Gothic Romanticism: Wordsworth, Architecture, Politics, Form offers a revisionist account of both Wordsworth and the politics of antiquarianism in the late eighteenth and early nineteenth centuries. As a historically-driven study that develops a significant critique and revision of genre- and theory-based approaches to the Gothic, it covers many key works by Wordsworth and his fellow “Lake Poets” Samuel Taylor Coleridge and Robert Southey. The second edition incorporates new materials that develop the argument in new directions opened up by changes in the field over the last decade. The book also provides a sustained reflection upon Romantic conservatism, including the political thought and lasting influence of Edmund Burke. New material places the book in wider and longer context of the political and historical forms seen developing in Wordsworth, and proposes Gothic Romanticism as the alternative line of cultural development to Victorian Medievalism.
Table of Content
Preface to the Second Edition.- Introduction.- Romantic Poets and Gothic Culture.- Radical Gothic: Politics and Antiquarianism in Salisbury Plain (1794).- “By Gothic Virtue Won”: Romantic Poets Fighting the Peninsular War.- Wordsworth’s Gothic Education.- Interchapter. The Staring Nation.- Futures Past: Temporalization and Tradition in “Michael” (1800).- The Style Historic: The Gothic Line from Wordsworth to Hardy.- Conclusion.

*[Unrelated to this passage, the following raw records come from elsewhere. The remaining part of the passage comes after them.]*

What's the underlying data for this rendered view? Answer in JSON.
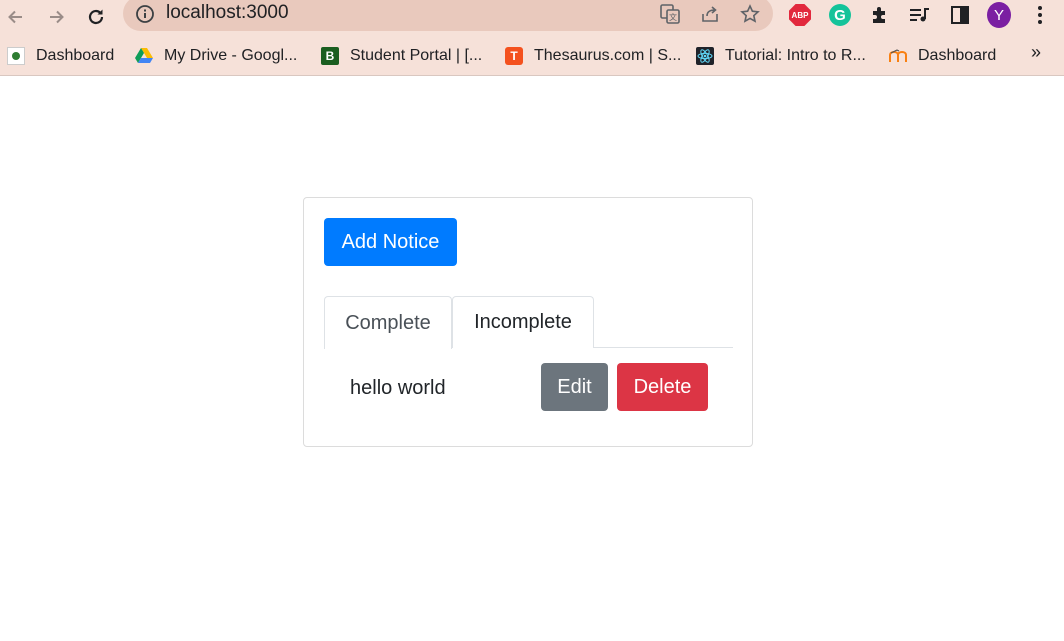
{
  "browser": {
    "url": "localhost:3000",
    "avatar_letter": "Y",
    "bookmarks": [
      {
        "label": "Dashboard",
        "icon": "dashboard-favicon"
      },
      {
        "label": "My Drive - Googl...",
        "icon": "google-drive-icon"
      },
      {
        "label": "Student Portal | [...",
        "icon": "student-portal-favicon"
      },
      {
        "label": "Thesaurus.com | S...",
        "icon": "thesaurus-favicon"
      },
      {
        "label": "Tutorial: Intro to R...",
        "icon": "react-icon"
      },
      {
        "label": "Dashboard",
        "icon": "moodle-favicon"
      }
    ],
    "more_label": "»",
    "extensions": {
      "abp": "ABP",
      "grammarly": "G"
    }
  },
  "app": {
    "add_button_label": "Add Notice",
    "tabs": [
      {
        "label": "Complete",
        "active": true
      },
      {
        "label": "Incomplete",
        "active": false
      }
    ],
    "notices": [
      {
        "text": "hello world",
        "edit_label": "Edit",
        "delete_label": "Delete"
      }
    ]
  },
  "colors": {
    "primary": "#007bff",
    "secondary": "#6c757d",
    "danger": "#dc3545",
    "chrome": "#f6e1d9"
  }
}
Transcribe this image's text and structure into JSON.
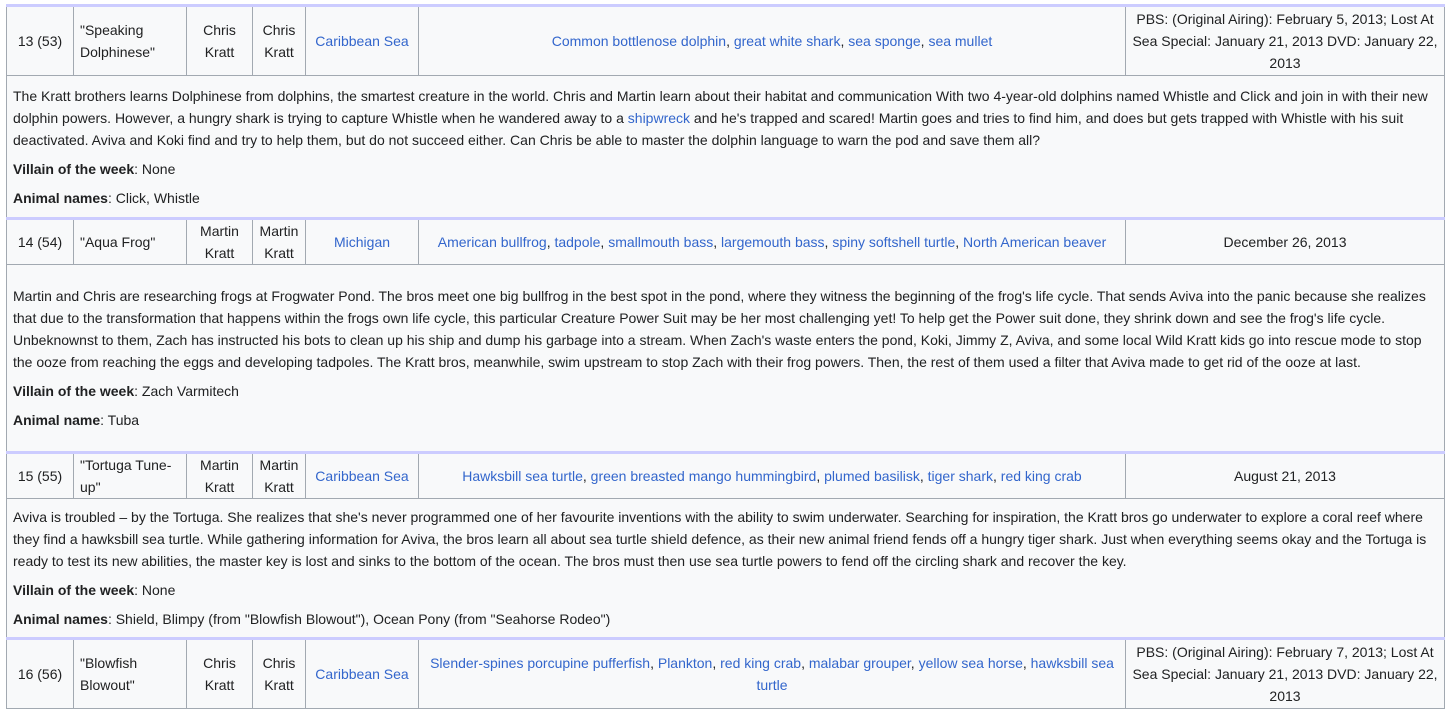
{
  "episodes": [
    {
      "number": "13 (53)",
      "title": "\"Speaking Dolphinese\"",
      "directed_by": "Chris Kratt",
      "written_by": "Chris Kratt",
      "location": "Caribbean Sea",
      "animals": [
        "Common bottlenose dolphin",
        "great white shark",
        "sea sponge",
        "sea mullet"
      ],
      "air_date": "PBS: (Original Airing): February 5, 2013; Lost At Sea Special: January 21, 2013 DVD: January 22, 2013",
      "description_before": "The Kratt brothers learns Dolphinese from dolphins, the smartest creature in the world. Chris and Martin learn about their habitat and communication With two 4-year-old dolphins named Whistle and Click and join in with their new dolphin powers. However, a hungry shark is trying to capture Whistle when he wandered away to a ",
      "description_link": "shipwreck",
      "description_after": " and he's trapped and scared! Martin goes and tries to find him, and does but gets trapped with Whistle with his suit deactivated. Aviva and Koki find and try to help them, but do not succeed either. Can Chris be able to master the dolphin language to warn the pod and save them all?",
      "villain_label": "Villain of the week",
      "villain": ": None",
      "names_label": "Animal names",
      "names": ": Click, Whistle"
    },
    {
      "number": "14 (54)",
      "title": "\"Aqua Frog\"",
      "directed_by": "Martin Kratt",
      "written_by": "Martin Kratt",
      "location": "Michigan",
      "animals": [
        "American bullfrog",
        "tadpole",
        "smallmouth bass",
        "largemouth bass",
        "spiny softshell turtle",
        "North American beaver"
      ],
      "air_date": "December 26, 2013",
      "description_before": "Martin and Chris are researching frogs at Frogwater Pond. The bros meet one big bullfrog in the best spot in the pond, where they witness the beginning of the frog's life cycle. That sends Aviva into the panic because she realizes that due to the transformation that happens within the frogs own life cycle, this particular Creature Power Suit may be her most challenging yet! To help get the Power suit done, they shrink down and see the frog's life cycle. Unbeknownst to them, Zach has instructed his bots to clean up his ship and dump his garbage into a stream. When Zach's waste enters the pond, Koki, Jimmy Z, Aviva, and some local Wild Kratt kids go into rescue mode to stop the ooze from reaching the eggs and developing tadpoles. The Kratt bros, meanwhile, swim upstream to stop Zach with their frog powers. Then, the rest of them used a filter that Aviva made to get rid of the ooze at last.",
      "description_link": "",
      "description_after": "",
      "villain_label": "Villain of the week",
      "villain": ": Zach Varmitech",
      "names_label": "Animal name",
      "names": ": Tuba"
    },
    {
      "number": "15 (55)",
      "title": "\"Tortuga Tune-up\"",
      "directed_by": "Martin Kratt",
      "written_by": "Martin Kratt",
      "location": "Caribbean Sea",
      "animals": [
        "Hawksbill sea turtle",
        "green breasted mango hummingbird",
        "plumed basilisk",
        "tiger shark",
        "red king crab"
      ],
      "air_date": "August 21, 2013",
      "description_before": "Aviva is troubled – by the Tortuga. She realizes that she's never programmed one of her favourite inventions with the ability to swim underwater. Searching for inspiration, the Kratt bros go underwater to explore a coral reef where they find a hawksbill sea turtle. While gathering information for Aviva, the bros learn all about sea turtle shield defence, as their new animal friend fends off a hungry tiger shark. Just when everything seems okay and the Tortuga is ready to test its new abilities, the master key is lost and sinks to the bottom of the ocean. The bros must then use sea turtle powers to fend off the circling shark and recover the key.",
      "description_link": "",
      "description_after": "",
      "villain_label": "Villain of the week",
      "villain": ": None",
      "names_label": "Animal names",
      "names": ": Shield, Blimpy (from \"Blowfish Blowout\"), Ocean Pony (from \"Seahorse Rodeo\")"
    },
    {
      "number": "16 (56)",
      "title": "\"Blowfish Blowout\"",
      "directed_by": "Chris Kratt",
      "written_by": "Chris Kratt",
      "location": "Caribbean Sea",
      "animals": [
        "Slender-spines porcupine pufferfish",
        "Plankton",
        "red king crab",
        "malabar grouper",
        "yellow sea horse",
        "hawksbill sea turtle"
      ],
      "air_date": "PBS: (Original Airing): February 7, 2013; Lost At Sea Special: January 21, 2013 DVD: January 22, 2013"
    }
  ],
  "colors": {
    "link": "#3366cc",
    "border": "#a2a9b1",
    "row_separator": "#ccccff",
    "cell_bg": "#f8f9fa",
    "text": "#202122"
  }
}
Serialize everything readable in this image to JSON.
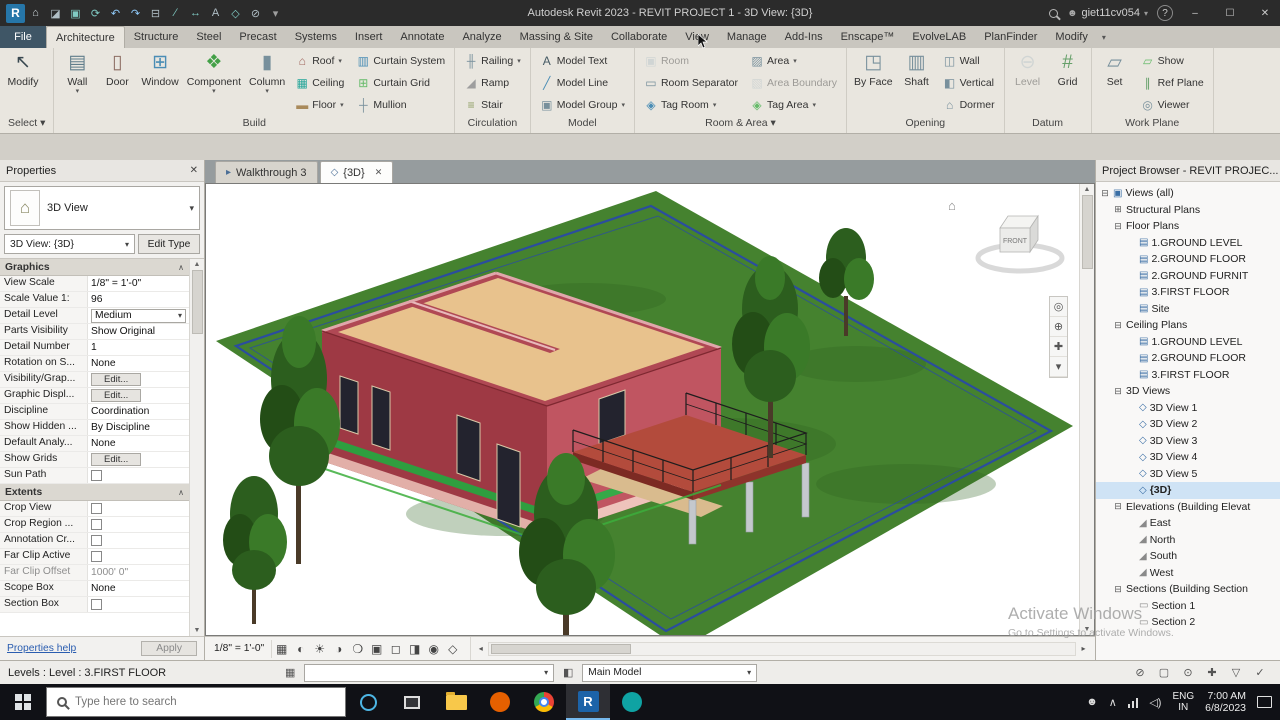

Gothic and Theory: The Reflecting Word.
About the author
Tom Duggett is Senior Associate Professor of Literature at Xi’an Jiaotong-Liverpool University (XJTLU), China, and honorary fellow of the University of Liverpool, UK. He has published widely in journals including Review of English Studies, Romanticism and The Wordsworth Circle, and recently produced a two-volume scholarly edition of Robert Southey’s historical dialogue, Sir Thomas More: Or, Colloquies on the Progress and Prospects of Society (2018). He serves as an Advisory Editor of the journal Romanticism.